The Pennsylvania State Police are investigating a series of prank phone calls to 9-1-1 centers in various counties that involved threats against several schools and resulted in diversion of law enforcement resources and interruption of school activities.
One of the schools to receive a threat was Lehighton High School, which received a message from the police regarding supposed gunfire at the school.
The call led to the school being put on lockdown. However, school police later discovered that the reports were unfounded and lifted the lockdown.
The Pennsylvania State Police (PSP) responded to all incidents in their primary coverage areas and have been in contact with municipal law enforcement partners for ongoing investigations.
Authorities believe that the threats were “computer-generated ‘swatting’ calls” and are following standard protocols to respond to each incident.
“PSP Holliday and Rockview stations are responding to active shooter threats at local schools that have been called in by telephone,” PSP tweeted at the time. “We are treating each incident with standard law enforcement protocols. However, the calls are believed to be computer-generated swatting calls.”
“Swatting” refers to the intentional reporting of a false crime or emergency to prompt an aggressive response from police agencies.

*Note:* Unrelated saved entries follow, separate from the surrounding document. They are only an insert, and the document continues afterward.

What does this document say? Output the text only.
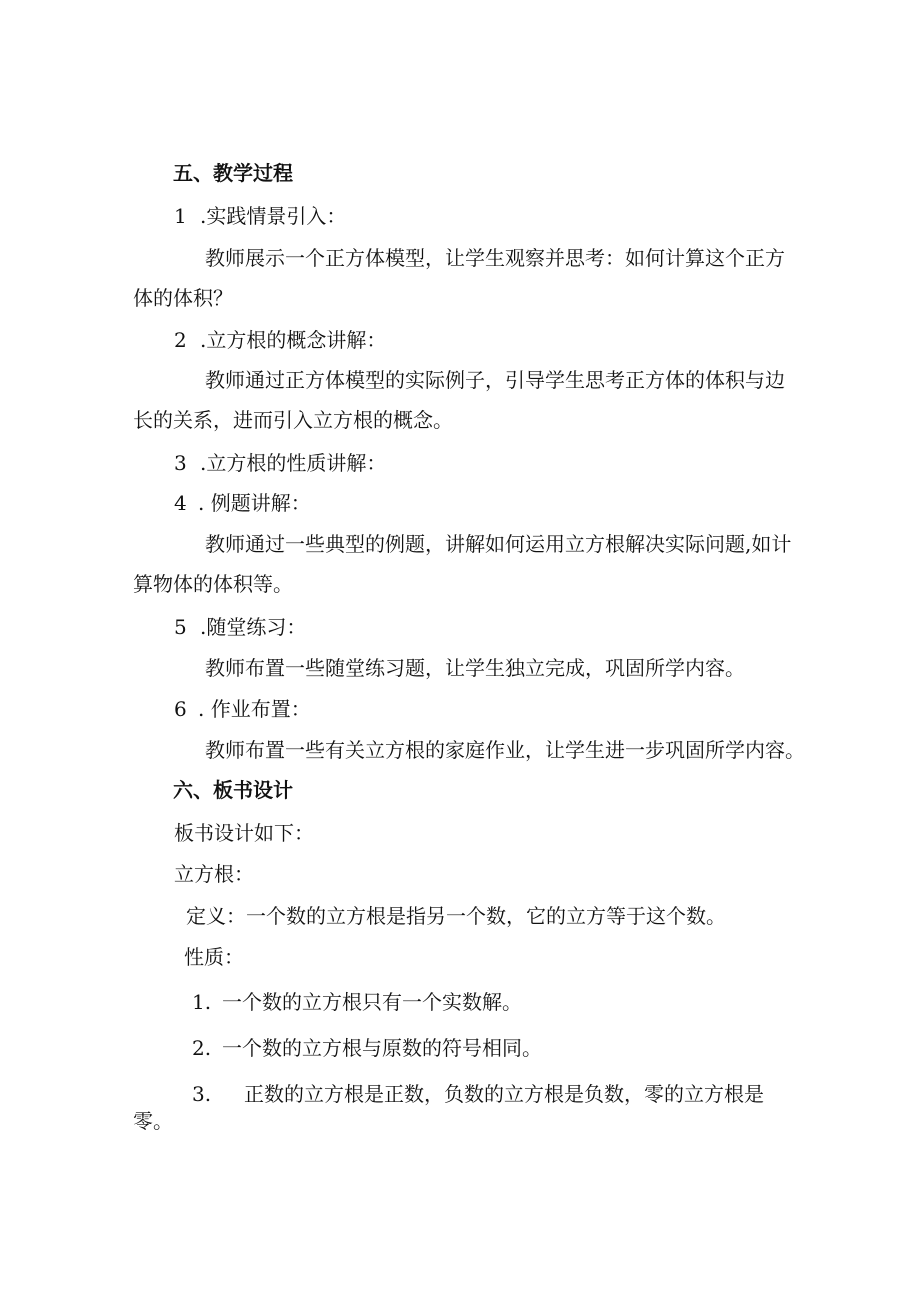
五、教学过程
1 .实践情景引入：
教师展示一个正方体模型，让学生观察并思考：如何计算这个正方
体的体积？
2 .立方根的概念讲解：
教师通过正方体模型的实际例子，引导学生思考正方体的体积与边
长的关系，进而引入立方根的概念。
3 .立方根的性质讲解：
4 . 例题讲解：
教师通过一些典型的例题，讲解如何运用立方根解决实际问题,如计
算物体的体积等。
5 .随堂练习：
教师布置一些随堂练习题，让学生独立完成，巩固所学内容。
6 . 作业布置：
教师布置一些有关立方根的家庭作业，让学生进一步巩固所学内容。
六、板书设计
板书设计如下：
立方根：
定义：一个数的立方根是指另一个数，它的立方等于这个数。
性质：
1. 一个数的立方根只有一个实数解。
2. 一个数的立方根与原数的符号相同。
3. 正数的立方根是正数，负数的立方根是负数，零的立方根是
零。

Such hoax calls have become increasingly common this year, with police agencies reporting numerous swatting instances targeting schools across the country.
In several cases, swatting has put innocent lives in danger.

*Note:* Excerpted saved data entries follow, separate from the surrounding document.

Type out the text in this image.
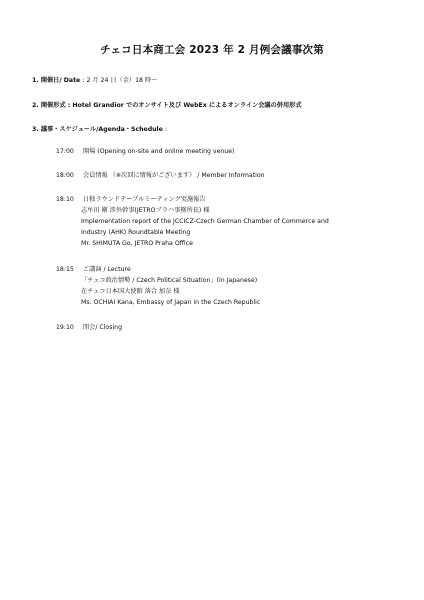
チェコ日本商工会 2023 年 2 月例会議事次第
1. 開催日/ Date : 2 月 24 日（金）18 時〜
2. 開催形式 : Hotel Grandior でのオンサイト及び WebEx によるオンライン会議の併用形式
3. 議事・スケジュール/Agenda・Schedule :
17:00 開場 (Opening on-site and online meeting venue)
18:00 会員情報 （※次回に情報がございます） / Member Information
18:10 日独ラウンドテーブルミーティング実施報告
志牟田 剛 渉外幹事(JETROプラハ事務所長) 様
Implementation report of the JCCICZ-Czech German Chamber of Commerce and
Industry (AHK) Roundtable Meeting
Mr. SHIMUTA Go, JETRO Praha Office
18:15 ご講演 / Lecture
「チェコ政治情勢 / Czech Political Situation」(in Japanese)
在チェコ日本国大使館 落合 加奈 様
Ms. OCHIAI Kana, Embassy of Japan in the Czech Republic
19:10 閉会/ Closing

According to a statement by the FBI Pittsburgh office, law enforcement “takes swatting very seriously because it puts innocent people at risk.”
A 20-year-old man from Washington State was recently arrested for making more than 20 “swatting” calls across the U.S. and Canada last year.

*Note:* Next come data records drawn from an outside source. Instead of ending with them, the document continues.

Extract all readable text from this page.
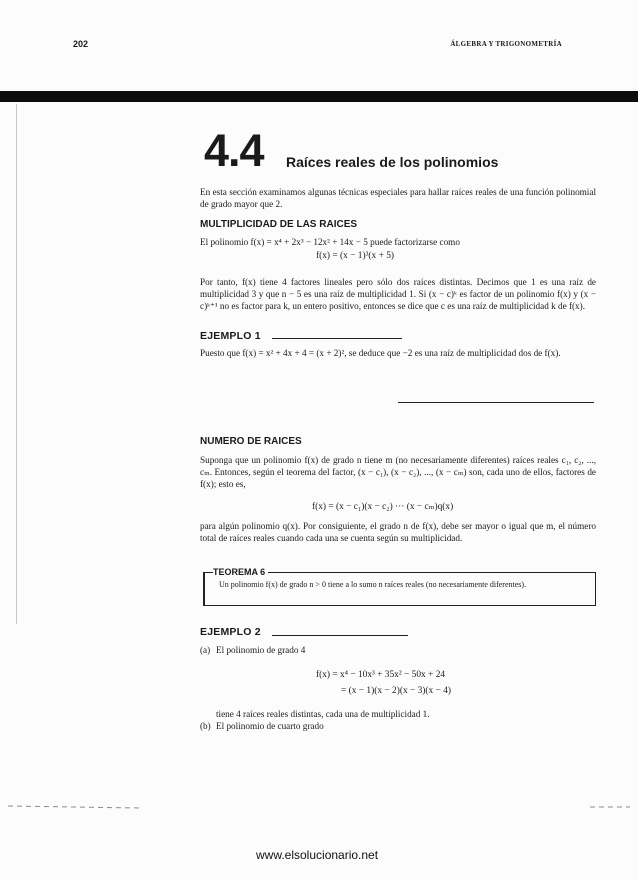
202	ÁLGEBRA Y TRIGONOMETRÍA
4.4 Raíces reales de los polinomios
En esta sección examinamos algunas técnicas especiales para hallar raíces reales de una función polinomial de grado mayor que 2.
MULTIPLICIDAD DE LAS RAICES
El polinomio f(x) = x⁴ + 2x³ − 12x² + 14x − 5 puede factorizarse como
f(x) = (x − 1)³(x + 5)
Por tanto, f(x) tiene 4 factores lineales pero sólo dos raíces distintas. Decimos que 1 es una raíz de multiplicidad 3 y que n − 5 es una raíz de multiplicidad 1. Si (x − c)ᵏ es factor de un polinomio f(x) y (x − c)ᵏ⁺¹ no es factor para k, un entero positivo, entonces se dice que c es una raíz de multiplicidad k de f(x).
EJEMPLO 1
Puesto que f(x) = x² + 4x + 4 = (x + 2)², se deduce que −2 es una raíz de multiplicidad dos de f(x).
NUMERO DE RAICES
Suponga que un polinomio f(x) de grado n tiene m (no necesariamente diferentes) raíces reales c₁, c₂, ..., cₘ. Entonces, según el teorema del factor, (x − c₁), (x − c₂), ..., (x − cₘ) son, cada uno de ellos, factores de f(x); esto es,
f(x) = (x − c₁)(x − c₂) ··· (x − cₘ)q(x)
para algún polinomio q(x). Por consiguiente, el grado n de f(x), debe ser mayor o igual que m, el número total de raíces reales cuando cada una se cuenta según su multiplicidad.
TEOREMA 6
Un polinomio f(x) de grado n > 0 tiene a lo sumo n raíces reales (no necesariamente diferentes).
EJEMPLO 2
(a) El polinomio de grado 4
f(x) = x⁴ − 10x³ + 35x² − 50x + 24
= (x − 1)(x − 2)(x − 3)(x − 4)
tiene 4 raíces reales distintas, cada una de multiplicidad 1.
(b) El polinomio de cuarto grado
www.elsolucionario.net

Ashton Connor Garcia allegedly used voice-over-internet technology to disguise his identity as he placed the calls last year and broadcasted them on the social media platform Discord for entertainment purposes.
He faces 10 felony counts that could bring up to a decade in prison.
The most recent calls took place just two days after a former student broke into the Covenant School — a Christian elementary school in Nashville — and killed three children and three adults.
Police are still searching for a suspect.
There have been several violent incidents in schools, including a massacre at an elementary school in Uvalde, Texas, last year; a first-grader who shot his teacher in Virginia; and a shooting last week in Denver that wounded two administrators.